Because analogue video is very much second rate compared to digital. Think your old VHS against your Blueray. There isnt much domestic digital video on tape and there certainly isnt much analogue video on optical disc.
 
Possibly you're missing that digital audio only seems shunned on certain Fora and in certain parts of the HiFi press. The general public and music business have been happy with digital audio since the 1980s.

S.
 
Surely analogue video must be better. Buffy the Vampire Slayer in digital loses that dreamy ethereal quality that analogue and only analogue alone can provide. Our eyes are not digital etc.

Sent from my mobile, excuse all typos
 
Surely analogue video must be better. Buffy the Vampire Slayer in digital loses that dreamy ethereal quality that analogue and only analogue alone can provide. Our eyes are not digital etc.

Sent from my mobile, excuse all typos

Analogue video would have been fine until colour came along. In order to keep backwards compatibility with black and white receivers, and to use existing transmitters, colour had to be added to a B&W picture in a way that made it compatible, much like stereo was added to the FM signal leaving the mono to be received as normal.

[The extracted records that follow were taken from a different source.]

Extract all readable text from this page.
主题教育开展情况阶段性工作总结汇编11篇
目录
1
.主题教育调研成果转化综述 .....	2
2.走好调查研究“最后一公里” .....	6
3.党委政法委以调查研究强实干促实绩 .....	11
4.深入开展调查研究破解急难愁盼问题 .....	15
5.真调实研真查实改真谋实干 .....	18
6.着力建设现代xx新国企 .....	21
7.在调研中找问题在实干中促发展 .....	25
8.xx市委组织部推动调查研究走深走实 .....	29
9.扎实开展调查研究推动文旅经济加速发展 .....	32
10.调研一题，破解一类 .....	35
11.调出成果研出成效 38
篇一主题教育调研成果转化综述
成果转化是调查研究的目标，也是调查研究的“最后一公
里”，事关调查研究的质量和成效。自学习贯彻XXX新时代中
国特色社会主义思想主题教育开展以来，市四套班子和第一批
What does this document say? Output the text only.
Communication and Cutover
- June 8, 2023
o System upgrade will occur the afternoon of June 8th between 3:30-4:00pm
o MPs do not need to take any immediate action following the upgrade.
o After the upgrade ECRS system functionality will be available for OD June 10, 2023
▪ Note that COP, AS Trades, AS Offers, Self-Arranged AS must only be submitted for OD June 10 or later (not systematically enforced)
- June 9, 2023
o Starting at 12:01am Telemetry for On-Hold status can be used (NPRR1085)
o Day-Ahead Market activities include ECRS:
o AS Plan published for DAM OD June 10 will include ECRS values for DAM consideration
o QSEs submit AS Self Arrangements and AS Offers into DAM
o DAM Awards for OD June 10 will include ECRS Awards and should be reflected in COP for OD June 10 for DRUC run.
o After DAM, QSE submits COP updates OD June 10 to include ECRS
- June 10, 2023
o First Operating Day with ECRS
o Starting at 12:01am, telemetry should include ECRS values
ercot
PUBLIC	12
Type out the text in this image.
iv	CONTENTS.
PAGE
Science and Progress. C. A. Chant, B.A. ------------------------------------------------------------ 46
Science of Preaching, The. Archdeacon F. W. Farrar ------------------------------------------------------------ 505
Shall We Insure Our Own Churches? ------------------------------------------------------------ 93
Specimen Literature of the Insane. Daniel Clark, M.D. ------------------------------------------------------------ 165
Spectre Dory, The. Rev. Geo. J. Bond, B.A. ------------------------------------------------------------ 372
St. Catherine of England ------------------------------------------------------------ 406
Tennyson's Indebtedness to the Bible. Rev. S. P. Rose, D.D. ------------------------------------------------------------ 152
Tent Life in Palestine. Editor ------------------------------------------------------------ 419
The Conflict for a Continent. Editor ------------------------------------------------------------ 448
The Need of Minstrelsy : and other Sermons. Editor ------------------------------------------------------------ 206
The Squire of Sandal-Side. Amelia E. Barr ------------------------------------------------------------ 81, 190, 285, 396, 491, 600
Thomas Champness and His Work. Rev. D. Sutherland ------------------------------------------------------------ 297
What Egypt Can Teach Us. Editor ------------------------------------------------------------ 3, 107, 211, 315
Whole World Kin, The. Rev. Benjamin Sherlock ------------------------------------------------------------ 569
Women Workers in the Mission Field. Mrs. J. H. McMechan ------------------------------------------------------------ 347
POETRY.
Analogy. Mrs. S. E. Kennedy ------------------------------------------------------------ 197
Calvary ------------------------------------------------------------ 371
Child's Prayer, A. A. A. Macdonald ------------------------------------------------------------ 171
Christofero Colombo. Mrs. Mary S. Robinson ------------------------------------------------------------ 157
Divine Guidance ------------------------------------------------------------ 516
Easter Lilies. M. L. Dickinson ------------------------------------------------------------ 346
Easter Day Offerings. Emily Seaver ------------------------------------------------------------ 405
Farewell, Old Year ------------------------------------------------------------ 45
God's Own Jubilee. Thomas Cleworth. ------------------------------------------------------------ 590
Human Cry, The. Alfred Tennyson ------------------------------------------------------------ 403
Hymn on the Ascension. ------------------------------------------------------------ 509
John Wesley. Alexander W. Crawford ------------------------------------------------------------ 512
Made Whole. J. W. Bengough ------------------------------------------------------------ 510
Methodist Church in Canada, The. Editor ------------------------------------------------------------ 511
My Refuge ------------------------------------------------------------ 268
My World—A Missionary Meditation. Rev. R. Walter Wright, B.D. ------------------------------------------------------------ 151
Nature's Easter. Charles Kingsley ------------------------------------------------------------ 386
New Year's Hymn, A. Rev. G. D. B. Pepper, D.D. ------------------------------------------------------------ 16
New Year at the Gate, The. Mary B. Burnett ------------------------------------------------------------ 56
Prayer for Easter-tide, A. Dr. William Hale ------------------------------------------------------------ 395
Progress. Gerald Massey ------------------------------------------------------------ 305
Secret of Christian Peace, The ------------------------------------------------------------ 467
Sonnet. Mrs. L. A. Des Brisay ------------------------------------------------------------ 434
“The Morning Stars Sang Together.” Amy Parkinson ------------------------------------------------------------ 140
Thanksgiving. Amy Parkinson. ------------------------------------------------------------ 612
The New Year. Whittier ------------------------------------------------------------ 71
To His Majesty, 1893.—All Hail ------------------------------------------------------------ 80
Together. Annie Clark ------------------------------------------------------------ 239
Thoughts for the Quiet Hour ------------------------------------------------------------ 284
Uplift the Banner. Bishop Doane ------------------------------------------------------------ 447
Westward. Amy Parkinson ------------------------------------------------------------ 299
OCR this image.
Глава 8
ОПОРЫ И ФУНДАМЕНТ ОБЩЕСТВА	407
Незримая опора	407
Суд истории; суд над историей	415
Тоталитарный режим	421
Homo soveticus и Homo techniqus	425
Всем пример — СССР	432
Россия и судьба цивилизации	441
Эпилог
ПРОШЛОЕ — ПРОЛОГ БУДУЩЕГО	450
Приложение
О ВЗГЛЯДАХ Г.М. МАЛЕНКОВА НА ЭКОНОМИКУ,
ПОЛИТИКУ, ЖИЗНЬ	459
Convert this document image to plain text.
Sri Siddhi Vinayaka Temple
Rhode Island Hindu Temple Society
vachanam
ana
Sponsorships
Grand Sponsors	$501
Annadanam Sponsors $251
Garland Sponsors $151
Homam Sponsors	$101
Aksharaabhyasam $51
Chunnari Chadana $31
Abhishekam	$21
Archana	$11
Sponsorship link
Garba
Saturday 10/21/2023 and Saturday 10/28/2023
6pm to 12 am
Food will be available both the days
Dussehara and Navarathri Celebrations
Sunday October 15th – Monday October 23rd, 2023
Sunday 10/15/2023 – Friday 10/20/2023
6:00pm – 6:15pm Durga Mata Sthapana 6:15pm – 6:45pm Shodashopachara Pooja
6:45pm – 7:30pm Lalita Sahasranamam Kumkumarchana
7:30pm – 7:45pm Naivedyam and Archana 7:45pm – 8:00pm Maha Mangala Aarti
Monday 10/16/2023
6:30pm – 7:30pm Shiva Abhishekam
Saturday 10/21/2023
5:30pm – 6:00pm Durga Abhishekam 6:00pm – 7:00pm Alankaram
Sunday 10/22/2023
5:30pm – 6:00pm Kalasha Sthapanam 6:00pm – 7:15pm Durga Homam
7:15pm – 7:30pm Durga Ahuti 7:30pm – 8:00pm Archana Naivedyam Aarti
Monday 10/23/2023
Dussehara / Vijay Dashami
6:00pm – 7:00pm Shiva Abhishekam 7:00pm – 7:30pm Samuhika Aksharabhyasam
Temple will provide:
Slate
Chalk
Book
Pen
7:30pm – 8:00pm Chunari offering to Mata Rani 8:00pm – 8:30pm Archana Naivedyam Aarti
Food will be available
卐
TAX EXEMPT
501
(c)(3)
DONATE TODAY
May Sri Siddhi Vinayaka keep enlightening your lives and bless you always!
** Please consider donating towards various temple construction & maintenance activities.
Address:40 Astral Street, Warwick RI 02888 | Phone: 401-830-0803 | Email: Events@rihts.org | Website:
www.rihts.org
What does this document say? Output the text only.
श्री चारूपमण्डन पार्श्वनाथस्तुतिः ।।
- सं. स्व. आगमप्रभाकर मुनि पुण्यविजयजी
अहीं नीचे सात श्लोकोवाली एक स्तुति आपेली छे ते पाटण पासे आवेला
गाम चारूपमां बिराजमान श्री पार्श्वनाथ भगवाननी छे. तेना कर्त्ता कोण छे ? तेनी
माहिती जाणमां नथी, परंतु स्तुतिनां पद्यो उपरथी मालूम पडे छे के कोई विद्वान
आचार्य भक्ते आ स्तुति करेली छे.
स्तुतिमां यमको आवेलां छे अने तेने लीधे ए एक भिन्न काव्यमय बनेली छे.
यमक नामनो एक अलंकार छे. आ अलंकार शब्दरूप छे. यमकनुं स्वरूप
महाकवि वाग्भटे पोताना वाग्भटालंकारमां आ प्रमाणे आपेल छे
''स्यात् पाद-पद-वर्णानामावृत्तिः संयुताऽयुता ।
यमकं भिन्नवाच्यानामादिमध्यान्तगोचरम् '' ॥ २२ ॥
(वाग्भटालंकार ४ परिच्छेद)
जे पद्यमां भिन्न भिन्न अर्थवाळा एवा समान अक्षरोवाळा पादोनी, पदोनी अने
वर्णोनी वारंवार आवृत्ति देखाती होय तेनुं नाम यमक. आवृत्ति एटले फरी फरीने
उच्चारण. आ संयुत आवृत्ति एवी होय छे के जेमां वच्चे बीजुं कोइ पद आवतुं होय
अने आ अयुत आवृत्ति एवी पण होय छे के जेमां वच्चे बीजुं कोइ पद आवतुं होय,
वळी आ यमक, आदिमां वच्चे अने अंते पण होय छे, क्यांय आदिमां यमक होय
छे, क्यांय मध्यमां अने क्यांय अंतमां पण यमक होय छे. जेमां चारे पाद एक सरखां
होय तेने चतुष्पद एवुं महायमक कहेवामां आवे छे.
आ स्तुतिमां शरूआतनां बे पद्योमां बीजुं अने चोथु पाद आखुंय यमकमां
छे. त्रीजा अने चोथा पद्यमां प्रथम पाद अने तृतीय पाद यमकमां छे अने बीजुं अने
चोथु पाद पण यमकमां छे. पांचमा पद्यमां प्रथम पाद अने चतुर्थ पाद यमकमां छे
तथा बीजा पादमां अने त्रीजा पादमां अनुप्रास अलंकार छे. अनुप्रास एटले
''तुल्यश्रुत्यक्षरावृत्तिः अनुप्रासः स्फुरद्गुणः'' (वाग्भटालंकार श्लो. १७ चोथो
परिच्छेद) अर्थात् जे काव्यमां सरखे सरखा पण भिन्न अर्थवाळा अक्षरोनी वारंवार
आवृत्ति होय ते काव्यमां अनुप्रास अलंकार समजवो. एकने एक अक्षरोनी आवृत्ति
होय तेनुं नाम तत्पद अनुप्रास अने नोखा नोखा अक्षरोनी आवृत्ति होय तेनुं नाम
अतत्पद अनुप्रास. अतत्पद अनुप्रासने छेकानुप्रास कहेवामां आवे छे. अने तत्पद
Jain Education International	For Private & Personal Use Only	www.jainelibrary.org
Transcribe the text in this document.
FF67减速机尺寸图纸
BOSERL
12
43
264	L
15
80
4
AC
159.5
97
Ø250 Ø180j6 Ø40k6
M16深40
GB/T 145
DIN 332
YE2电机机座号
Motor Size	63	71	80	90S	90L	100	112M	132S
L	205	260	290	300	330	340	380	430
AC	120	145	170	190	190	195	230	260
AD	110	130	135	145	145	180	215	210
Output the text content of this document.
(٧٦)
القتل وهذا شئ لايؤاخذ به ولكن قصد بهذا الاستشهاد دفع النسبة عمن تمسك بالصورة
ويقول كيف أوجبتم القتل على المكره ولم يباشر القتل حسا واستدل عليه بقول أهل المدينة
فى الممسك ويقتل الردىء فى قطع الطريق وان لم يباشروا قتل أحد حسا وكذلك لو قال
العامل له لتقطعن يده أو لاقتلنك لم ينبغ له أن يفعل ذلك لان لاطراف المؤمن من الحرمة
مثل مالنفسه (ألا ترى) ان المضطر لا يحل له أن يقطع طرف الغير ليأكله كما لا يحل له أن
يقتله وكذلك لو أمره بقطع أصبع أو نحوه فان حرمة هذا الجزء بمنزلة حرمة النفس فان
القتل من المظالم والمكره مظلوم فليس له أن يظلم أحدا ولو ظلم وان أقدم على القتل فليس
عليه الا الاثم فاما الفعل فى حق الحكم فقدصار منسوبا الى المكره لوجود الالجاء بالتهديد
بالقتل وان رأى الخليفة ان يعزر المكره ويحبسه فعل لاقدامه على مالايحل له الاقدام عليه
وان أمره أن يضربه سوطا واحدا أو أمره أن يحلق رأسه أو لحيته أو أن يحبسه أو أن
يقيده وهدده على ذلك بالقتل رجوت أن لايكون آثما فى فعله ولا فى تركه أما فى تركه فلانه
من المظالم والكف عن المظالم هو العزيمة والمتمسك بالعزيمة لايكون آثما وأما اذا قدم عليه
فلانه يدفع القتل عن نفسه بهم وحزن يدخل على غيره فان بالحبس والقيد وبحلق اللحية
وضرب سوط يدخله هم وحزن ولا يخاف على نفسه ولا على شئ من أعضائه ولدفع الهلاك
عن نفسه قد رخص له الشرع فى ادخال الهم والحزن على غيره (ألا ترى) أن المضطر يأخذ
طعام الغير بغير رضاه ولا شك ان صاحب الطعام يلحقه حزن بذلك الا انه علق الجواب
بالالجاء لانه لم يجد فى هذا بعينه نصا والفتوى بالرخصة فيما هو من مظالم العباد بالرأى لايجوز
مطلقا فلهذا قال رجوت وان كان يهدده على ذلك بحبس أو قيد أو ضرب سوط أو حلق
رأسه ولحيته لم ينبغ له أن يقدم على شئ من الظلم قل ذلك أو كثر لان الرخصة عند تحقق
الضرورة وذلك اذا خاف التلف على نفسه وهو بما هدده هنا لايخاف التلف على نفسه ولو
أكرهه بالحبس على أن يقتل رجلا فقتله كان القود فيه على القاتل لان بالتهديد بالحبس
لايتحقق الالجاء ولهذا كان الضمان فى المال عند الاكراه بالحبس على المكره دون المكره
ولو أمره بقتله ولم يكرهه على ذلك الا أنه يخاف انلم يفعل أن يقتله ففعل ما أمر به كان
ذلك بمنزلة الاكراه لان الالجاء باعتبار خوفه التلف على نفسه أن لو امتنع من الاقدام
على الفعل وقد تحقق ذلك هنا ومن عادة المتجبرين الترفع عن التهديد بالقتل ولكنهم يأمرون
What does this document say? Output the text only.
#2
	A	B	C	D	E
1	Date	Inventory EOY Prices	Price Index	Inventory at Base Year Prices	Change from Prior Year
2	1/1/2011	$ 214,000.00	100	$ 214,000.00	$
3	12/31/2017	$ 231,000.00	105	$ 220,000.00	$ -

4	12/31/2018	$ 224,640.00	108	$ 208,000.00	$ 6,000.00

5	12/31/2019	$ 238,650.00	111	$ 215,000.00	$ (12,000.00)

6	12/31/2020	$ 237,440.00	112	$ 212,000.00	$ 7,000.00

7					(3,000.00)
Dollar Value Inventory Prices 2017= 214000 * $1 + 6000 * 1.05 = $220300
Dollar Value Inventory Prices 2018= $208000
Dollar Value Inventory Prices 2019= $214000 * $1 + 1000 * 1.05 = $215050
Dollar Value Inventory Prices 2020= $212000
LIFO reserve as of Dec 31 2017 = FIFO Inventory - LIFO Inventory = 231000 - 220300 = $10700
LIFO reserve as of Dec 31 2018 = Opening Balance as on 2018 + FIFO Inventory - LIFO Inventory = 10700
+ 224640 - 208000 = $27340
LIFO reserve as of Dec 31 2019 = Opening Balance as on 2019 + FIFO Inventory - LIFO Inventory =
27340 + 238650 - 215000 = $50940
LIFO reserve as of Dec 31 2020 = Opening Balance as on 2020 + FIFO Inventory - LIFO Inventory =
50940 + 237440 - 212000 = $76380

In the PAL or NTSC systems, colour information modulates a subcarrier (3.8Mhz or NTSC, 4.43 MHz for PAL, which then is added to the normal mono picture. In a mono receiver, the extra information just adds a bit of noise, but a colour reciever detects the subcarrier, and demodulates the colour information. The problem is that whilst the B&W part (the luminance information) is a full resolution, the colour (the Chrominance information) is at low resolution, and the receivers can't fully descriminate between fine detail n the luma, with colour changes in the chroma, hence the colour patterning on clothes with fine patterns. Sharp edges with colour changes are also rendered fuzzy as the limited chroma bandwidth limits how quickly the colour can change.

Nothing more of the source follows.